Le prix Nobel d'économie 2002 Vernon
Smith (photo) apporte de l'eau à mon moulin, et ose
chiffrer la sous estimation de l'inflation. Selon lui, la distorsion est
énorme: en 2004, elle aurait atteint 2,9% ! Cf. Cet
article du WSJ traduit par l'institut Turgot:
En
mai 2004, au moment où la Réserve fédérale a
lentement commencé à augmenter le taux des Fed Funds,
l’indice composite Case-Shiller pour 20 villes avait augmenté de
15,4% au cours des 12 mois précédents.
Or,
au cours de ces 12 mois-là, la composante du logement dans
l’Indice des Prix à la Consommation (IPC) n'avait
augmenté que de 2,4%.
Si
les coûts effectifs pour le propriétaire occupant y avaient
été inclus, la hausse de l’Indice
des Prix à la Consommation aurait été de 6,2% et non de
3,3%.
Comment
cela a-t-il pu se produire ? C’est qu’en 1983, pour les logements
occupés par leur propriétaire, le Bureau of Labor Statistics
avait commencé à utiliser l’équivalent de la
valeur locative à la place des coûts directs pour le
propriétaire occupant.
Entre
1983 et 1996, le rapport du prix de vente sur le loyer annuel est
passé de 19,0 à 20,2, de sorte que ce changement-là
avait eu peu d'effet sur l'inflation mesurée : au cours de cette
période-là l'IPC ne sous-estimait l'inflation que d'environ 0,1
point de pourcentage par an.
Or,
entre 1999 et 2006, le rapport du prix de vente sur le loyer annuel est
passé de 20,8 à 32,3. Avec une augmentation des prix de
l’immobilier exclue de l'IPC, alors que le rapport des prix au loyer
annuel s’accroissait rapidement, c’est un élément
important de l'inflation qui s’est alors retrouvé en-dehors de
l'indice.
Cela ne signifie
pas forcément que le chiffre de croissance annoncé à
l'époque (2004: 3,6%) aurait dû être réduit de
2,9%, car la disparité des situations individuelles et
géographiques (Smith,
comme trop d'économistes de renommée tout aussi grande, ignore
dans son argument le facteur réglementaire dans la formation de la
bulle immobilière) face au logement implique sans doute un
peu plus de finesse que la méthode de calcul de Smith, très
basique, ne le suggère.
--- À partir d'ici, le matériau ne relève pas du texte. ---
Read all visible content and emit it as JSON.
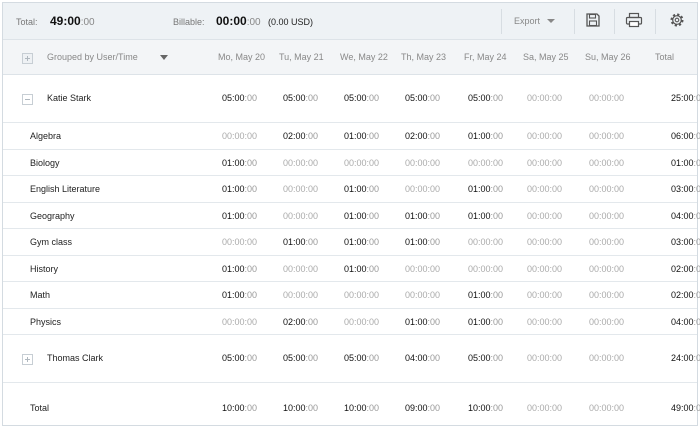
{
  "summary": {
    "total_label": "Total:",
    "total_hours": "49:00",
    "total_minutes": ":00",
    "billable_label": "Billable:",
    "billable_hours": "00:00",
    "billable_minutes": ":00",
    "billable_amount": "(0.00 USD)",
    "export_label": "Export",
    "icons": [
      "save-icon",
      "print-icon",
      "settings-icon"
    ]
  },
  "header": {
    "grouped_by": "Grouped by User/Time",
    "days": [
      "Mo, May 20",
      "Tu, May 21",
      "We, May 22",
      "Th, May 23",
      "Fr, May 24",
      "Sa, May 25",
      "Su, May 26"
    ],
    "total": "Total"
  },
  "groups": [
    {
      "name": "Katie Stark",
      "expanded": true,
      "values": [
        "05:00",
        "05:00",
        "05:00",
        "05:00",
        "05:00",
        "00:00",
        "00:00"
      ],
      "total": "25:00",
      "rows": [
        {
          "name": "Algebra",
          "values": [
            "00:00",
            "02:00",
            "01:00",
            "02:00",
            "01:00",
            "00:00",
            "00:00"
          ],
          "total": "06:00"
        },
        {
          "name": "Biology",
          "values": [
            "01:00",
            "00:00",
            "00:00",
            "00:00",
            "00:00",
            "00:00",
            "00:00"
          ],
          "total": "01:00"
        },
        {
          "name": "English Literature",
          "values": [
            "01:00",
            "00:00",
            "01:00",
            "00:00",
            "01:00",
            "00:00",
            "00:00"
          ],
          "total": "03:00"
        },
        {
          "name": "Geography",
          "values": [
            "01:00",
            "00:00",
            "01:00",
            "01:00",
            "01:00",
            "00:00",
            "00:00"
          ],
          "total": "04:00"
        },
        {
          "name": "Gym class",
          "values": [
            "00:00",
            "01:00",
            "01:00",
            "01:00",
            "00:00",
            "00:00",
            "00:00"
          ],
          "total": "03:00"
        },
        {
          "name": "History",
          "values": [
            "01:00",
            "00:00",
            "01:00",
            "00:00",
            "00:00",
            "00:00",
            "00:00"
          ],
          "total": "02:00"
        },
        {
          "name": "Math",
          "values": [
            "01:00",
            "00:00",
            "00:00",
            "00:00",
            "01:00",
            "00:00",
            "00:00"
          ],
          "total": "02:00"
        },
        {
          "name": "Physics",
          "values": [
            "00:00",
            "02:00",
            "00:00",
            "01:00",
            "01:00",
            "00:00",
            "00:00"
          ],
          "total": "04:00"
        }
      ]
    },
    {
      "name": "Thomas Clark",
      "expanded": false,
      "values": [
        "05:00",
        "05:00",
        "05:00",
        "04:00",
        "05:00",
        "00:00",
        "00:00"
      ],
      "total": "24:00",
      "rows": []
    }
  ],
  "footer": {
    "label": "Total",
    "values": [
      "10:00",
      "10:00",
      "10:00",
      "09:00",
      "10:00",
      "00:00",
      "00:00"
    ],
    "total": "49:00"
  },
  "minutes_suffix": ":00",
  "colors": {
    "summary_bg": "#eef2f5",
    "header_bg": "#f3f5f7",
    "border": "#dde3e8",
    "muted": "#999999"
  }
}
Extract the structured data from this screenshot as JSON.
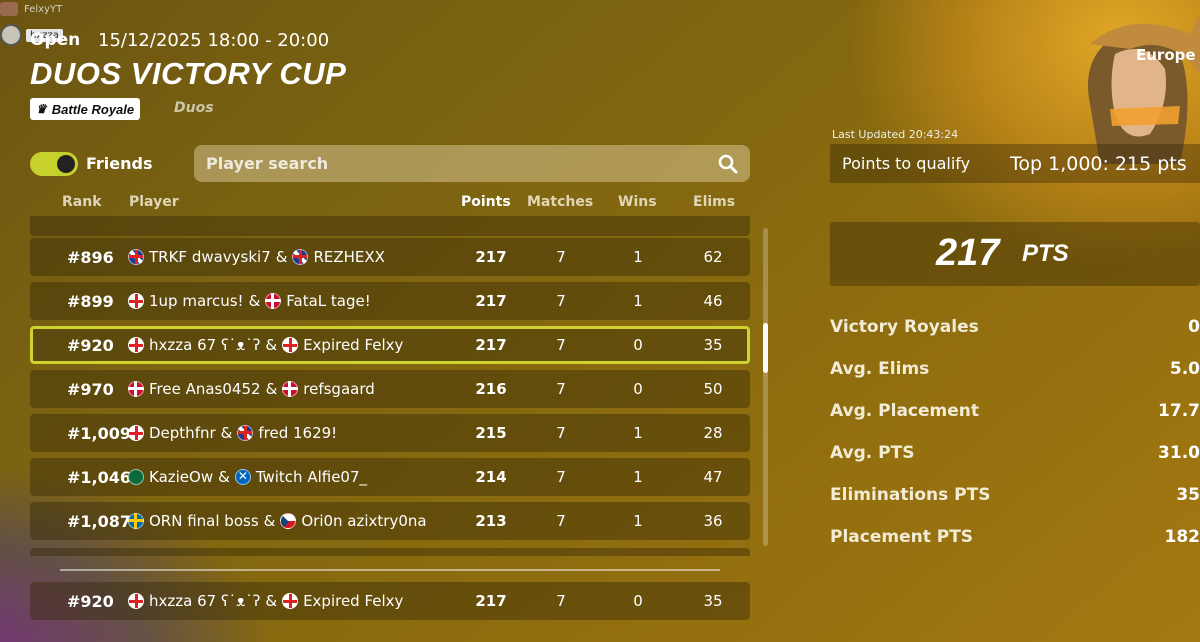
{
  "overlay": {
    "streamer_name": "FelxyYT",
    "viewer_name": "hxzza"
  },
  "event": {
    "status": "Open",
    "time": "15/12/2025 18:00 - 20:00",
    "title": "DUOS VICTORY CUP",
    "mode": "Battle Royale",
    "type": "Duos",
    "region": "Europe"
  },
  "filters": {
    "friends_label": "Friends",
    "friends_on": true,
    "search_placeholder": "Player search"
  },
  "table": {
    "headers": [
      "Rank",
      "Player",
      "Points",
      "Matches",
      "Wins",
      "Elims"
    ],
    "rows": [
      {
        "rank": "#896",
        "p1_flag": "uk",
        "p1": "TRKF dwavyski7",
        "sep": "&",
        "p2_flag": "uk",
        "p2": "REZHEXX",
        "points": "217",
        "matches": "7",
        "wins": "1",
        "elims": "62"
      },
      {
        "rank": "#899",
        "p1_flag": "eng",
        "p1": "1up marcus!",
        "sep": "&",
        "p2_flag": "dk",
        "p2": "FataL tage!",
        "points": "217",
        "matches": "7",
        "wins": "1",
        "elims": "46"
      },
      {
        "rank": "#920",
        "p1_flag": "eng",
        "p1": "hxzza 67 ʕ˙ᴥ˙ʔ",
        "sep": "&",
        "p2_flag": "eng",
        "p2": "Expired Felxy",
        "points": "217",
        "matches": "7",
        "wins": "0",
        "elims": "35"
      },
      {
        "rank": "#970",
        "p1_flag": "dk",
        "p1": "Free Anas0452",
        "sep": "&",
        "p2_flag": "dk",
        "p2": "refsgaard",
        "points": "216",
        "matches": "7",
        "wins": "0",
        "elims": "50"
      },
      {
        "rank": "#1,009",
        "p1_flag": "eng",
        "p1": "Depthfnr",
        "sep": "&",
        "p2_flag": "uk",
        "p2": "fred 1629!",
        "points": "215",
        "matches": "7",
        "wins": "1",
        "elims": "28"
      },
      {
        "rank": "#1,046",
        "p1_flag": "sa",
        "p1": "KazieOw",
        "sep": "&",
        "p2_flag": "sc",
        "p2": "Twitch Alfie07_",
        "points": "214",
        "matches": "7",
        "wins": "1",
        "elims": "47"
      },
      {
        "rank": "#1,087",
        "p1_flag": "se",
        "p1": "ORN final boss",
        "sep": "&",
        "p2_flag": "cz",
        "p2": "Ori0n azixtry0na",
        "points": "213",
        "matches": "7",
        "wins": "1",
        "elims": "36"
      }
    ],
    "my_row": {
      "rank": "#920",
      "p1_flag": "eng",
      "p1": "hxzza 67 ʕ˙ᴥ˙ʔ",
      "sep": "&",
      "p2_flag": "eng",
      "p2": "Expired Felxy",
      "points": "217",
      "matches": "7",
      "wins": "0",
      "elims": "35"
    }
  },
  "summary": {
    "last_updated": "Last Updated 20:43:24",
    "qualify_label": "Points to qualify",
    "qualify_value": "Top 1,000: 215 pts",
    "total_points": "217",
    "total_unit": "PTS",
    "stats": [
      {
        "label": "Victory Royales",
        "value": "0"
      },
      {
        "label": "Avg. Elims",
        "value": "5.0"
      },
      {
        "label": "Avg. Placement",
        "value": "17.7"
      },
      {
        "label": "Avg. PTS",
        "value": "31.0"
      },
      {
        "label": "Eliminations PTS",
        "value": "35"
      },
      {
        "label": "Placement PTS",
        "value": "182"
      }
    ]
  },
  "colors": {
    "accent": "#cfd32e",
    "row_bg": "#3a2c08"
  }
}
Notamment, l'indice de Case Schiller qui sert
de référence au calcul de la bulle immobilière ne prend
en compte que 20 agglomérations parmi les plus importantes, mais
néglige quelques pôles mineurs comme... Houston, et une grande
partie des villes moyennes (à l'échelle US) de la middle
America qui n'ont pas connu la bulle, malgré une croissance
démographique généralement forte.
Mais si erreur
d'approximation il y a, elle n'est sans doute pas catastrophique. En tout
cas, voilà qui suggère que les statistiques de PIB sont
incapables de prendre en compte le caractère bullaire d'une
économie là où les lois du marché sont
empêchées de fonctionner correctement, sur
un poste de dépense qui représente couramment entre 15 et 40%
du train de vie des ménages.
Bien entendu, il
n'y a aucune raison de penser que l'erreur se soit limitée à
2004. Si les chiffres de Smith sont confirmés, ce sont, de
façon assez conservative, au moins 10% d'augmentation du PIB courant
qui auront été comptées comme de la création de
valeur alors qu'elles n'auront été que de la création de
monnaie durant la période 2000-2007.
Cette
hypothèse est assez cohérente avec le graphe ci-dessous, issu
par Goldman Sachs (et trouvé sur le site de Barry Ritholtz), qui
estime ce qu'aurait été la croissance du PIB des USA sans que
la prise de valeur --
artificielle, comme vous le savez -- de
l'immobilier ne soit aux 2/3 converties en crédit hypothécaire
rechargeable :
Créer de
la monnaie n'est pas créer de la valeur
Mais créer
de la monnaie n'est pas créer de la valeur. Et si les indices
officiels confondent monnaie (inflation) et valeur (croissance), alors toutes
les anticipations et calculs économiques des entreprises et de ceux
qui leur prêtent des fonds sont faussées, ce qui est un
élément supplémentaire favorisant le malinvestissement.
Et ajoutons que
si Alan Greenspan avait eu à sa disposition des chiffres lui indiquant
6,0% d'inflation et 0,5% de croissance, ou quelque chose d'approchant, sa
réaction eut été totalement différente de celle
qu'il a eu au vu de chiffres officiels d'environ 3% d'inflation et autant de
croissance...
Au delà
d'une nécessaire réforme des institutions financières
déjà évoquée ici (banques centrales, Bâle II, lois de distorsion du crédit et GSEs)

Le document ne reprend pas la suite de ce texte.